Известный специалист по теории упругости и сопротивлению материалов С.П. Тимошенко пишет о Кулоне следующее: «Он изобрёл для измерения малых электрических и магнитных сил весьма чувствительные крутильные весы, а в связи с этим исследовал прочность проволоки на кручение.» Получается так, что Кулон с самого начала исходил из задачи измерения сил взаимодействия электрических зарядов и в поисках решения каким-то чудом изобрёл новый прибор. Что касается его работ по теории упругости, то они представляют собой нечто вторичное и целиком вытекают из идеи построения крутильных весов. Перед нами пример непостижимого для окружающих гениального озарения. Ни о каких программах здесь не может быть и речи.
Но так ли это? Обратимся к некоторым фактам биографии Кулона. По образованию он инженер. Поступив на военную службу, он попадает на остров Мартинику, где на протяжении девяти лет принимает участие в строительных работах. Свой опыт инженера он обобщает в трактате, представленном в 1773 г. во Французскую Академию наук. Трактат посвящён строительной механике и изучению механических свойств материалов. Вернувшись во Францию, Кулон и здесь работает в качестве инженера и продолжает свои научные изыскания в той же области. Уже в 1777 г. он публикует исследования об измерении кручения волос и шёлковых нитей, а позднее, в 1784 г. присоединяет к ним мемуар о кручении металлических проволок. Две последние даты очень важны, если учесть, что первая работа Кулона, посвящённая его знаменитому закону, появилась только в 1785 г., т. е. через восемь лет после того, как он занялся кручением нитей.
О чем все это говорит? Прежде всего о том, что исследования Кулона по теории упругости носили совершенно самостоятельный характер и никак не вытекали из идеи измерения электрических или магнитных взаимодействий. Кулон – инженер и по интересам, и по роду работы, а его исследования целиком укладываются в рамки традиции или, если угодно, парадигмы строительной механики и теории упругости. Здесь, кстати, все, что он делает, вполне естественно и понятно и никак не нуждается в предположении гениального озарения. Итак, по крайней мере одна научная программа в работах Кулона налицо.
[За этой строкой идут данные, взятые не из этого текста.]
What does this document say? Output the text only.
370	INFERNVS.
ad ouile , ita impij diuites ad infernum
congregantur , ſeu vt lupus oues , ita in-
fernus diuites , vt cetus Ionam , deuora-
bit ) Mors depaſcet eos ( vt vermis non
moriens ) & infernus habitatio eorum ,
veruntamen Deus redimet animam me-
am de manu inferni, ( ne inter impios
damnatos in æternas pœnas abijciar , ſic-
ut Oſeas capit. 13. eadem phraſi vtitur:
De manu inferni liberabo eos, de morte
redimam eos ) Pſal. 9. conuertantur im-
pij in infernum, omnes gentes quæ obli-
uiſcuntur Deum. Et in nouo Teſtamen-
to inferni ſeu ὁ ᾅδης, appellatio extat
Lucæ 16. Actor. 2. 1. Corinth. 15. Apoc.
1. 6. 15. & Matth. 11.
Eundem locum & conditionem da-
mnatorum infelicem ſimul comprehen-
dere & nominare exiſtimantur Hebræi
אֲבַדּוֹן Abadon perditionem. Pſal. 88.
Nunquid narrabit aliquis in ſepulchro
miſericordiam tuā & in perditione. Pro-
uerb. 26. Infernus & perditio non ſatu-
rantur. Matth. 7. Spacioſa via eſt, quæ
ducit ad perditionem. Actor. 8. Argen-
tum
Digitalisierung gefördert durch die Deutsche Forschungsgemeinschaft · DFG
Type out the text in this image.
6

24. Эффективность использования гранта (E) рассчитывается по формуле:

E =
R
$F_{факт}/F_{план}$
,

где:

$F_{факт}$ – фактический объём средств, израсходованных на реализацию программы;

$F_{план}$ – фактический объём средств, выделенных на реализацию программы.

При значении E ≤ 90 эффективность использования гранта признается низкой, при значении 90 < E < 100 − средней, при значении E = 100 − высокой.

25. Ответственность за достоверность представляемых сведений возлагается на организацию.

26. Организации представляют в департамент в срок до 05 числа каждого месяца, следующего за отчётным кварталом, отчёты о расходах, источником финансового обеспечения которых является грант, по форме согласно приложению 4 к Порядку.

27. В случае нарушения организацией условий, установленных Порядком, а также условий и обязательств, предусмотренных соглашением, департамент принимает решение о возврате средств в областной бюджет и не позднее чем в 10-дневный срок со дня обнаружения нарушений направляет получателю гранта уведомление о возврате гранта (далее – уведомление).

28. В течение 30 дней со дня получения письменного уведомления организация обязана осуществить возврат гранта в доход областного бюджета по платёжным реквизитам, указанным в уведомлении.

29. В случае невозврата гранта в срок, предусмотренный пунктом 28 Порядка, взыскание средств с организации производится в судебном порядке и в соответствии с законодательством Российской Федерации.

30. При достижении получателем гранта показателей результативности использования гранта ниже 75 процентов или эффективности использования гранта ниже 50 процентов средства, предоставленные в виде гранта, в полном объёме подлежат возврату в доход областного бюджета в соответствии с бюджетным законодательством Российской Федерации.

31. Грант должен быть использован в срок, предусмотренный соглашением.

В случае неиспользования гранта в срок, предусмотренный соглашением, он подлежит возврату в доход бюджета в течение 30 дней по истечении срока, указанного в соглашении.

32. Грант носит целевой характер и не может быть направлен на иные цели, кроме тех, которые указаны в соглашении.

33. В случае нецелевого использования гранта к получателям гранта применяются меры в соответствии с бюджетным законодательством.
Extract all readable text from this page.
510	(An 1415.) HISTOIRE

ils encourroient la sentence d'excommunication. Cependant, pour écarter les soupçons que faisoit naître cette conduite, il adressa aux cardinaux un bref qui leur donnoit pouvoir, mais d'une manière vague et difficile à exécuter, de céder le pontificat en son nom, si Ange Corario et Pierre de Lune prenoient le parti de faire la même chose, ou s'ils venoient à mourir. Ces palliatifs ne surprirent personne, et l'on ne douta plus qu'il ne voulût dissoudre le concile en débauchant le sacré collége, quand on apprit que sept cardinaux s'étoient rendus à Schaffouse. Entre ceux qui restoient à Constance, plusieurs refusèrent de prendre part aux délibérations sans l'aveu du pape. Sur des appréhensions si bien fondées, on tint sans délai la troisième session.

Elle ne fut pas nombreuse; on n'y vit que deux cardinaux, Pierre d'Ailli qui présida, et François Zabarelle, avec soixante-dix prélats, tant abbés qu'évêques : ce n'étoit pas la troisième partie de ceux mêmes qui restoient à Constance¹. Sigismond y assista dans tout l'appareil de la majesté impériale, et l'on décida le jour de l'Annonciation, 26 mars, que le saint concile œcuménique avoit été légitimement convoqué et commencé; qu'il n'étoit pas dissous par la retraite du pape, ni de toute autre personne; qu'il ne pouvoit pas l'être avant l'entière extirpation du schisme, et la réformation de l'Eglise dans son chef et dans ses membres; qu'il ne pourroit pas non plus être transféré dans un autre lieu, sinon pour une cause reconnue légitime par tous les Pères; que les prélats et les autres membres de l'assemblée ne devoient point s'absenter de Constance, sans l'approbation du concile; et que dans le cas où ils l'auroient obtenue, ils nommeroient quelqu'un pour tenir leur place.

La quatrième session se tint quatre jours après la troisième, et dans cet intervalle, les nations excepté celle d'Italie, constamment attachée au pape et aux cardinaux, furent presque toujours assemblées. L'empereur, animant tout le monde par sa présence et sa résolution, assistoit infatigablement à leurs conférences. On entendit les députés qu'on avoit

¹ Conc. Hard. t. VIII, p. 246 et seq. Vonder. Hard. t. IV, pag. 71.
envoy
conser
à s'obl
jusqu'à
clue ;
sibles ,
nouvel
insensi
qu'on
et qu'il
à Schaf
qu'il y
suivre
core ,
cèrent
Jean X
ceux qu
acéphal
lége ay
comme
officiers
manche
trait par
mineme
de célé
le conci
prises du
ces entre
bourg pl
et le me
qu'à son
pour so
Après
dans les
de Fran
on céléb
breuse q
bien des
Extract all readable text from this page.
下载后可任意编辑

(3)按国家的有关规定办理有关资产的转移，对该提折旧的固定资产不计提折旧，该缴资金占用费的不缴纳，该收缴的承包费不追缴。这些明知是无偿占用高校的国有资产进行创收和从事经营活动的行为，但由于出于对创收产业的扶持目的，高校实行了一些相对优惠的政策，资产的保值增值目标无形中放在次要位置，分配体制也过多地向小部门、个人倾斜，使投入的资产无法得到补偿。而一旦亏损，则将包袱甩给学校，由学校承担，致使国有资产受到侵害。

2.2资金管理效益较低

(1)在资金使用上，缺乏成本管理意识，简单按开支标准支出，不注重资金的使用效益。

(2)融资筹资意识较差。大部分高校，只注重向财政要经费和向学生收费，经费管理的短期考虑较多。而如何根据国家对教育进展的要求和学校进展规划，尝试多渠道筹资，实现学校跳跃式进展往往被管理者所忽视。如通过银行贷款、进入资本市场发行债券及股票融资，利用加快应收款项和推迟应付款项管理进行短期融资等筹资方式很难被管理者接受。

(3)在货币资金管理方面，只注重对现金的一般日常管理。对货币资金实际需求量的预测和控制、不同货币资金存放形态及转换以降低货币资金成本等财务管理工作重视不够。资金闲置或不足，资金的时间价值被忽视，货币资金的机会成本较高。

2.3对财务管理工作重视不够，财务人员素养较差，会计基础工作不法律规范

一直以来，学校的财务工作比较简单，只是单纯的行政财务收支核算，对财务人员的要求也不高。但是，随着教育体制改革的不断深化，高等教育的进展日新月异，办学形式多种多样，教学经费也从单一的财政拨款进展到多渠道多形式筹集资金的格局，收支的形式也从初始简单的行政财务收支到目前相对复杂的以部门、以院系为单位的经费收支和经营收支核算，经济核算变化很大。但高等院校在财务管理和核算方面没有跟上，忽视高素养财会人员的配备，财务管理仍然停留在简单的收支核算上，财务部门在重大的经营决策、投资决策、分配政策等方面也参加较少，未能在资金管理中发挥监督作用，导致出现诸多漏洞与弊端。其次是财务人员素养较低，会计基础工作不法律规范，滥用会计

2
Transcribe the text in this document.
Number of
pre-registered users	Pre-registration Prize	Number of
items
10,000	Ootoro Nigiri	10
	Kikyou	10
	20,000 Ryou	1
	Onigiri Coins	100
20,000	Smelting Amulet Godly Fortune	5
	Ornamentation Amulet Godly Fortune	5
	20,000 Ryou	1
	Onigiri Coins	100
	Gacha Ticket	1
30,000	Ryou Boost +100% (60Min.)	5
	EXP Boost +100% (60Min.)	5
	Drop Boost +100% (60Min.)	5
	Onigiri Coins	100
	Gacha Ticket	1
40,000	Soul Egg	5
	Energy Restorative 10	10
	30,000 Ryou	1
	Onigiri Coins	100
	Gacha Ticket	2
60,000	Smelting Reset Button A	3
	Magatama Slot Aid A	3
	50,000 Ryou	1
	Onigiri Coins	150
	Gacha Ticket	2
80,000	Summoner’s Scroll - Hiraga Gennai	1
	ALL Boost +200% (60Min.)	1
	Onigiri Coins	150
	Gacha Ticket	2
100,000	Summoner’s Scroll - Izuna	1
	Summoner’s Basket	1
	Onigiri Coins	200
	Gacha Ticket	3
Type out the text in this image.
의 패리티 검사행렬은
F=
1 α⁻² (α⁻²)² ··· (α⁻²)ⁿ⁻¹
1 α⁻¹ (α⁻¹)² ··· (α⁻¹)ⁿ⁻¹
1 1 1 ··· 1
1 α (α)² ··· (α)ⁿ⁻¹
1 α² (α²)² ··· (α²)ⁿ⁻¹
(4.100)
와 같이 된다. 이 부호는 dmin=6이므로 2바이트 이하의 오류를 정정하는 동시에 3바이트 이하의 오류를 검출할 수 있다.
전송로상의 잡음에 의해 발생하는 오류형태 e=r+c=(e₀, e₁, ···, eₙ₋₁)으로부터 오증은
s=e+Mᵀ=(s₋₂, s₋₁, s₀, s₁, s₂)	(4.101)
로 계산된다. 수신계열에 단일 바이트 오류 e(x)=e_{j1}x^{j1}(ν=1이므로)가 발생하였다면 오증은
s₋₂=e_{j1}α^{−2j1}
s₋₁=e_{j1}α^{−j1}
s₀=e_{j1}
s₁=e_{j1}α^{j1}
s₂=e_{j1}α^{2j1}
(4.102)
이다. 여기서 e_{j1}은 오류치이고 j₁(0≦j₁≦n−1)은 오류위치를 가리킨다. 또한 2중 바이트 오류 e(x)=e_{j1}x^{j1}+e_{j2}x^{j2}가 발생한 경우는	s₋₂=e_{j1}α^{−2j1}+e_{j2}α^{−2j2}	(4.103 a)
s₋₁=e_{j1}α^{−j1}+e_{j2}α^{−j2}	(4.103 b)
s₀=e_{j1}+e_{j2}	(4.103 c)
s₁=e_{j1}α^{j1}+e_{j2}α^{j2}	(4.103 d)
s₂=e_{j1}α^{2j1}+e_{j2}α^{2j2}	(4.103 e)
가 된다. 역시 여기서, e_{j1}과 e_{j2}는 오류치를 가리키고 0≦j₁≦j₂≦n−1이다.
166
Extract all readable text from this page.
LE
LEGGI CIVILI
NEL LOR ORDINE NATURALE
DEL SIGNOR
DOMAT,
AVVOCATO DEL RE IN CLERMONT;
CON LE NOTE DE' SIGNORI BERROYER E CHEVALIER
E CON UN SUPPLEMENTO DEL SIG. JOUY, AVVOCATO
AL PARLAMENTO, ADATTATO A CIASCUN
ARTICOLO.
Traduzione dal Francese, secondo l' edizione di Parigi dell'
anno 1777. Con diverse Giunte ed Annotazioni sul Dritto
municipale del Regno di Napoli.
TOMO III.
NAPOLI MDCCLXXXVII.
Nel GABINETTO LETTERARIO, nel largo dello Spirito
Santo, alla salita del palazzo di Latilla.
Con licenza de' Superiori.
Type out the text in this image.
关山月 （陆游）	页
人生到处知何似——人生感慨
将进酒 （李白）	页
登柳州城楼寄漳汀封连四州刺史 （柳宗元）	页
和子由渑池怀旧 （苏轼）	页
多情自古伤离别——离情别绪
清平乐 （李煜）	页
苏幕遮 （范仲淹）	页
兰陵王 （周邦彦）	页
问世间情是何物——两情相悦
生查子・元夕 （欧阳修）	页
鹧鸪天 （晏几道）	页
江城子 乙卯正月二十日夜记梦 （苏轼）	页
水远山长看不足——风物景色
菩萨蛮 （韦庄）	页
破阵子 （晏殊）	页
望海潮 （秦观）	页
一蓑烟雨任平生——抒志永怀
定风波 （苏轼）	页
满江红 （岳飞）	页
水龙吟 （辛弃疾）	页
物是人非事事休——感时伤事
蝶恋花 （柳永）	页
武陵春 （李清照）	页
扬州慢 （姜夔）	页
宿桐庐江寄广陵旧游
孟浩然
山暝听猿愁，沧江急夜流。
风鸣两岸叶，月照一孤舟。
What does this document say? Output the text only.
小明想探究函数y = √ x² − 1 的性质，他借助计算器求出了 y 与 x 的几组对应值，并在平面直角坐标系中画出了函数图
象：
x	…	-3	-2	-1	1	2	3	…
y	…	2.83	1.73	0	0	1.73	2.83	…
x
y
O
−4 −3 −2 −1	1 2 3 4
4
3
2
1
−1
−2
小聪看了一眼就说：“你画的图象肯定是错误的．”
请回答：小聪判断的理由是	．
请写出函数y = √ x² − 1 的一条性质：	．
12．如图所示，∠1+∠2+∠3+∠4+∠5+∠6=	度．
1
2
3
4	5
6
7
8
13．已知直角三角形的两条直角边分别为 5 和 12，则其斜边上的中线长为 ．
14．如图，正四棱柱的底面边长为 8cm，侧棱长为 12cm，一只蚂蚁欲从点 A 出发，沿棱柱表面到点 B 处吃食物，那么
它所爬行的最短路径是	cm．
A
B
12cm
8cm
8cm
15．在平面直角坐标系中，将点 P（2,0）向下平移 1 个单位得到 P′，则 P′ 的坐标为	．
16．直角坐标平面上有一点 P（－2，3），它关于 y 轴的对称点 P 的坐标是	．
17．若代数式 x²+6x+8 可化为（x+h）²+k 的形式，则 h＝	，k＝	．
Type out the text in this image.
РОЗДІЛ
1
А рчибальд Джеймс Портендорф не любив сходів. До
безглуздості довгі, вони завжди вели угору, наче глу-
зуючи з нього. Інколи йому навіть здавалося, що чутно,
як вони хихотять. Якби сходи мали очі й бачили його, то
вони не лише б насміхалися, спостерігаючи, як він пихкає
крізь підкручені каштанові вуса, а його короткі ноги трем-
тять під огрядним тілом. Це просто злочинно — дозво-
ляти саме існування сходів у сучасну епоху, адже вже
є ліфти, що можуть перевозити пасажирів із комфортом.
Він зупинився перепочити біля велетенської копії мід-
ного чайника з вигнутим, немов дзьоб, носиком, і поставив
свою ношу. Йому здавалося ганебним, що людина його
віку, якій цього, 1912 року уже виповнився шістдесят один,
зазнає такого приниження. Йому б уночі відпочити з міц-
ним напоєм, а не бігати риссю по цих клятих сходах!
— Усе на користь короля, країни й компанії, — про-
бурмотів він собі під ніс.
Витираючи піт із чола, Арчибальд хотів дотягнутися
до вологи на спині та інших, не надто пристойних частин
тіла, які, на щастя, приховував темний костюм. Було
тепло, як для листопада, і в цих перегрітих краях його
Как же осуществляется переход к исследованиям в области электричества? В «Истории физики» Б.И. Спасского читаем следующее: «Для определения силы взаимодействия между электрическими зарядами Кулон построил специальный прибор – крутильные весы. Конструируя этот прибор, Кулон применил ранее открытый им закон пропорциональности между углом закручивания упругой нити и моментом силы». Спасский, в отличие от Тимошенко, не считает, что исследования Кулона по теории упругости носили вторичный характер и вытекали из задачи построения крутильных весов. Создавая эти весы, Кулон просто использовал уже открытый им ранее закон закручивания проволоки. Спасский, однако, как и Тимошенко, настаивает, что весы построены специально для электрических измерений.
Но так ли это? Парадокс заключается в том, что крутильные весы Кулону вовсе не надо было специально строить, они у него уже были задолго до того, как он приступил к определению силы взаимодействия между зарядами. Весы уже были, их надо было только увидеть. Действительно, та установка, которую Кулон использовал при изучении кручения нитей – это и есть крутильные весы. Её нужно было только переосмыслить. В общем плане это выглядит так: изучив влияние явления X на явление Y, мы получаем возможность использовать Y как прибор при изучении X. Но Кулон мог и не опираться на этот общий принцип, ибо у него был конкретный образец аналогичного функционального переосмысления экспериментальной установки в работах основателя теории упругости Роберта Гука. Исследуя деформацию спиральных и винтовых пружин, Гук тут же осознает свои результаты как изобретение особых «философских весов», необходимых для того, «чтобы определять вес любого тела без применения гирь». Иными словами, и здесь Кулон работал в рамках определённой традиции.